Until recently, legislators have largely overlooked the anti-competitive tendencies of the online retailer, at least in part due to its competitive pricing. Enter Lina Khan, an obscure law student who, in the words of The New York Times’ David Streitfeld, aims to “reframe decades of monopoly law.”

Khan first captured the legal community’s attention, if not its imagination, last year with “Amazon’s Antitrust Paradox”—a 93-page treatise in the Yale Law Journal that earned 146,255 hits, or citations. The paper’s thesis was simple: Amazon’s influence over the U.S. economy has far outpaced its market share. In this way, she contends, Amazon CEO Jeff Bezos has come to resemble John D. Rockefeller, who presided over the greatest oil monopoly the country has ever known.

“The issue Ms. Khan’s article really brought to the fore is this,” Streitfeld writes. “Do we trust Amazon, or any large company, to create our future?”

More than a year after its publication, the paper continues to reverberate across American academia. At the University of Pennsylvania Law School, antitrust expert Herbert Hovenkamp has written that breaking up corporations like Amazon would “quickly drive the economy back into the Stone Age, imposing hysterical costs on everyone.” Konstantin Medvedovsky, an antitrust lawyer in New York, has called Khan’s thesis “antitrust hipsterism,” as though trustbusting were a charming practice of yore.

Perhaps more tellingly, Khan’s research has earned the dismissal of Timothy Muris and Jonathan Nuechterlein, who served as Federal Trade Commission chairman and general counsel respectively.
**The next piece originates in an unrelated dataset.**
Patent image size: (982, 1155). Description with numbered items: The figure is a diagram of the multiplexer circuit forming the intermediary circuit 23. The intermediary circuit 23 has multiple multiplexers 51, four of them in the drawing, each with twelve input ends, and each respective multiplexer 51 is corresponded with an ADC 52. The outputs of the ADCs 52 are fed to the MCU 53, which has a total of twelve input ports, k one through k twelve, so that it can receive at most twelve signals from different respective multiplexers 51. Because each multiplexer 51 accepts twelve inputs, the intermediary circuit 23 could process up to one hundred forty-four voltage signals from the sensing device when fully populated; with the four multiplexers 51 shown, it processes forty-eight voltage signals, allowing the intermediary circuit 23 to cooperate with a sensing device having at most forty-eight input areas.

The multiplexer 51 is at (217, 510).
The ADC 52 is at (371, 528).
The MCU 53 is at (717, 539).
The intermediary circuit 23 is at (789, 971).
In June, the pair challenged Khan’s findings in a paper for the Social Science Research Network, arguing that Amazon has “added hundreds of billions of dollars of value to the U.S. economy” and that its innovations have provided “great benefit [to] consumers.”

Amazon couldn’t have asked for a more favorable analysis, and perhaps it didn’t. As the Times notes, both Muris and Nuechterlein acknowledge that they sought funding from the corporation for their research, and that they have advised Amazon on “a variety of antitrust issues.”

But Khan’s work has also caught the attention Rohit Chopra, the new Democratic commissioner at the FTC. In July, he asked her to be a temporary adviser to the commission ahead of hearings this fall, the first since 1995, to help determine the scope of its antitrust pursuits in an evolving economy. With Khan’s assistance, Chopra filed an official comment urging the FTC to “make rules and regulations” in order to better fulfill its mission.

“This is a moment in time that invites a movement,” Khan tells the Times. “It’s bigger than antitrust, bigger than Big Tech. It’s about whether the laws serve democratic ends.”

Slowly but surely, the Democratic Party appears to be getting the message.